I hope you are ok anyway you must have felt quite wretched this morning - been there done that soooo many times!

Thank you all again.
Btw do we try and keep posts short on here? It seems you are mean to elsewhere on Mumsnet.

Pink X

Ps Mouse, again, thank you SO much. And Venus. How are you?

Pink01 · 30/06/2013 19:10

Lonnika thank you also to you, hope you had a good time with your mum x

maristella · 30/06/2013 19:30

I need to join Hmm
I've joined before, but never stay on the thread.

I've just done the drink aware test. Hazardous apparently, how very true.

My drinking has spiralled this year, I've been midweek drinking, and all the rules that I usually apply when I go out have gone out of the window.
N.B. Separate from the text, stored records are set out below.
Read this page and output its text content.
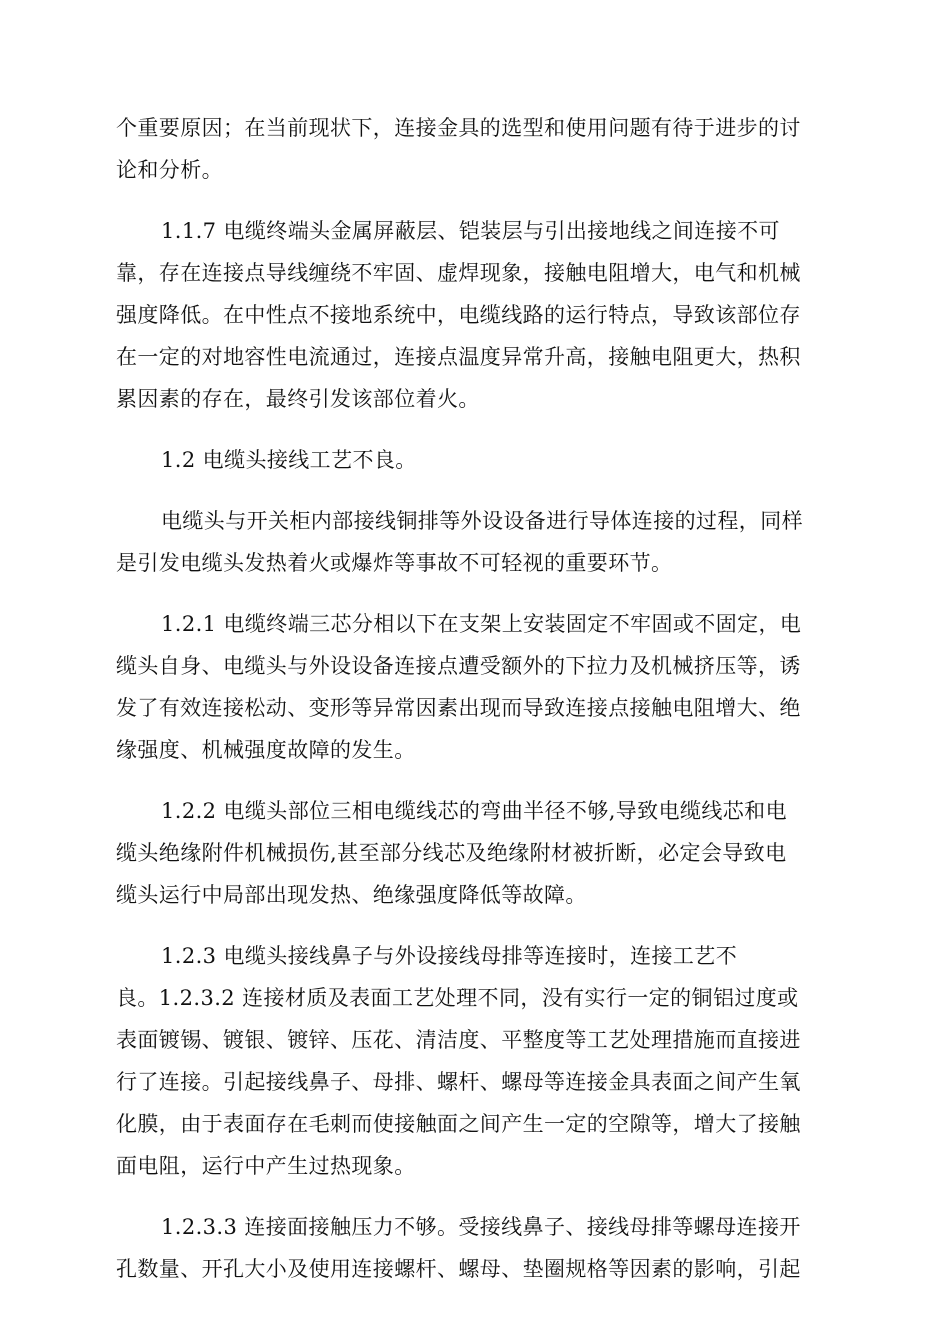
个重要原因；在当前现状下，连接金具的选型和使用问题有待于进步的讨
论和分析。
1.1.7 电缆终端头金属屏蔽层、铠装层与引出接地线之间连接不可
靠，存在连接点导线缠绕不牢固、虚焊现象，接触电阻增大，电气和机械
强度降低。在中性点不接地系统中，电缆线路的运行特点，导致该部位存
在一定的对地容性电流通过，连接点温度异常升高，接触电阻更大，热积
累因素的存在，最终引发该部位着火。
1.2 电缆头接线工艺不良。
电缆头与开关柜内部接线铜排等外设设备进行导体连接的过程，同样
是引发电缆头发热着火或爆炸等事故不可轻视的重要环节。
1.2.1 电缆终端三芯分相以下在支架上安装固定不牢固或不固定，电
缆头自身、电缆头与外设设备连接点遭受额外的下拉力及机械挤压等，诱
发了有效连接松动、变形等异常因素出现而导致连接点接触电阻增大、绝
缘强度、机械强度故障的发生。
1.2.2 电缆头部位三相电缆线芯的弯曲半径不够,导致电缆线芯和电
缆头绝缘附件机械损伤,甚至部分线芯及绝缘附材被折断，必定会导致电
缆头运行中局部出现发热、绝缘强度降低等故障。
1.2.3 电缆头接线鼻子与外设接线母排等连接时，连接工艺不
良。1.2.3.2 连接材质及表面工艺处理不同，没有实行一定的铜铝过度或
表面镀锡、镀银、镀锌、压花、清洁度、平整度等工艺处理措施而直接进
行了连接。引起接线鼻子、母排、螺杆、螺母等连接金具表面之间产生氧
化膜，由于表面存在毛刺而使接触面之间产生一定的空隙等，增大了接触
面电阻，运行中产生过热现象。
1.2.3.3 连接面接触压力不够。受接线鼻子、接线母排等螺母连接开
孔数量、开孔大小及使用连接螺杆、螺母、垫圈规格等因素的影响，引起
I'm scared that my behaviour this weekend will ruin my life.
I'm scared the drink will kill me.

My DS deserves better, DP deserves better, my friends do, work does, my neighbours do. I do, but I'm not feeling especially worthy right now.

I can't do the doctors, as up thread I couldn't cope with the shit storm.
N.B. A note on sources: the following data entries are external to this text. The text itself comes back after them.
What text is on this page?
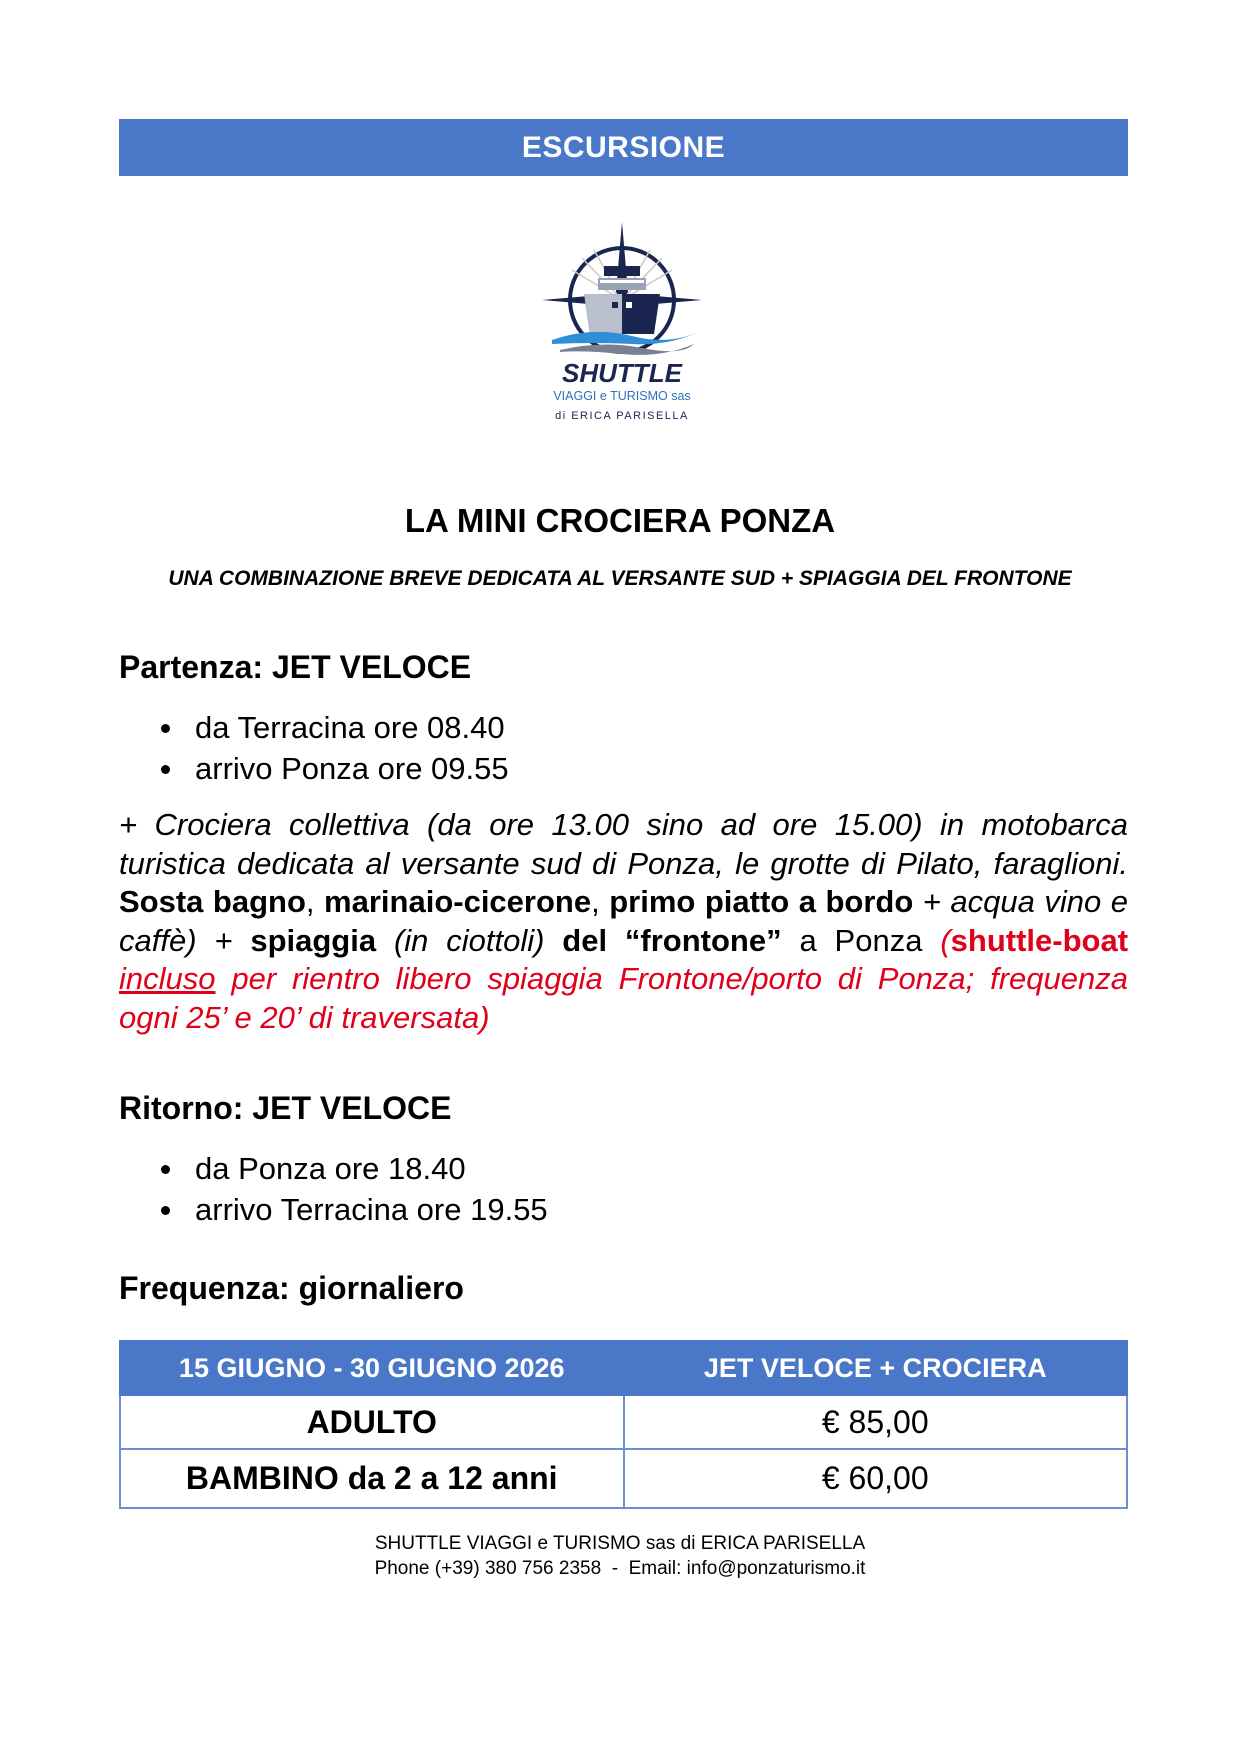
ESCURSIONE
SHUTTLE
VIAGGI e TURISMO sas
di ERICA PARISELLA
LA MINI CROCIERA PONZA
UNA COMBINAZIONE BREVE DEDICATA AL VERSANTE SUD + SPIAGGIA DEL FRONTONE
Partenza: JET VELOCE
da Terracina ore 08.40
arrivo Ponza ore 09.55
+ Crociera collettiva (da ore 13.00 sino ad ore 15.00) in motobarca turistica dedicata al versante sud di Ponza, le grotte di Pilato, faraglioni. Sosta bagno, marinaio-cicerone, primo piatto a bordo + acqua vino e caffè) + spiaggia (in ciottoli) del “frontone” a Ponza (shuttle-boat incluso per rientro libero spiaggia Frontone/porto di Ponza; frequenza ogni 25’ e 20’ di traversata)
Ritorno: JET VELOCE
da Ponza ore 18.40
arrivo Terracina ore 19.55
Frequenza: giornaliero
15 GIUGNO - 30 GIUGNO 2026	JET VELOCE + CROCIERA
ADULTO	€ 85,00
BAMBINO da 2 a 12 anni	€ 60,00
SHUTTLE VIAGGI e TURISMO sas di ERICA PARISELLA
Phone (+39) 380 756 2358  -  Email: info@ponzaturismo.it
I could lose everything that matters

Pink01 · 30/06/2013 19:37

Ok Maristella, it is going to be ok. I can't be anything like as eloquent as the lovely Mouse but I am here. We can help you.

What has happened this weekend? Do you feel able to share? We have all done things we regret when under the influence so you are not alone in that. It is a dreadful feeling though and I do empathise with you!

I found the drink aware quiz very frightening myself, it scared me a lot but the good news is there is a way out. You can turn this round and the bus will help. Are you still there?

Pink X

ImaHexGirl · 30/06/2013 19:42

Oh Maristella, bless you. I'm just getting used to being here. You won't lose everything and the fact that you are here shows you want to make things better. The one thing that's not so obvious from your post is that you deserve better too. It is how you feel about yourself that is fundamental to everything. I can't speak for everyone but I suspect a lot of issues with alcohol are to do with self esteem. I know mine are. You need to look after yourself so that you can do the right thing by others.

I'm very new but I'll be here if you want a shoulder to lean on.

ImaHexGirl · 30/06/2013 19:51

Isinde it sounds as if it's been a tricky weekend for you. Tension of any sort is such a trigger isn't it. Please keep talking on here even if it's only to
Vent and nothing else.

I've had a lovely weekend with DS albeit tinged with stress as 'D'H went away with work at the last minute. It was a pain but I hate the fact that now DS has not seen his father for a week now and I still don't know what is going on with everything. It is exhausting. I've had a couple of large glasses tonight because I've just got to the point of needing to unwind after a whole weekend with DS. I love him so dearly but he has so much energy and is so full on it is exhausting.

maristella · 30/06/2013 19:52

Thanks, I'm still here. I'm really grateful for your responses Thanks

I've been a fool, such a fool. I've made such an idiot of myself. Vague recollections of people rolling their eyes at me, "ooh drunk again". I mess everything up eventually.

We had an awful bereavement a few months back and I'm still reeling. I drink to forget and to escape.

My DS is losing faith in me, just when he needs to be able to lean on me. I'm worried sick DP will leave me, and I love him so much. My work isn't good enough. I'm behind on my uni work. My neighbours threatened to report me for noise last week.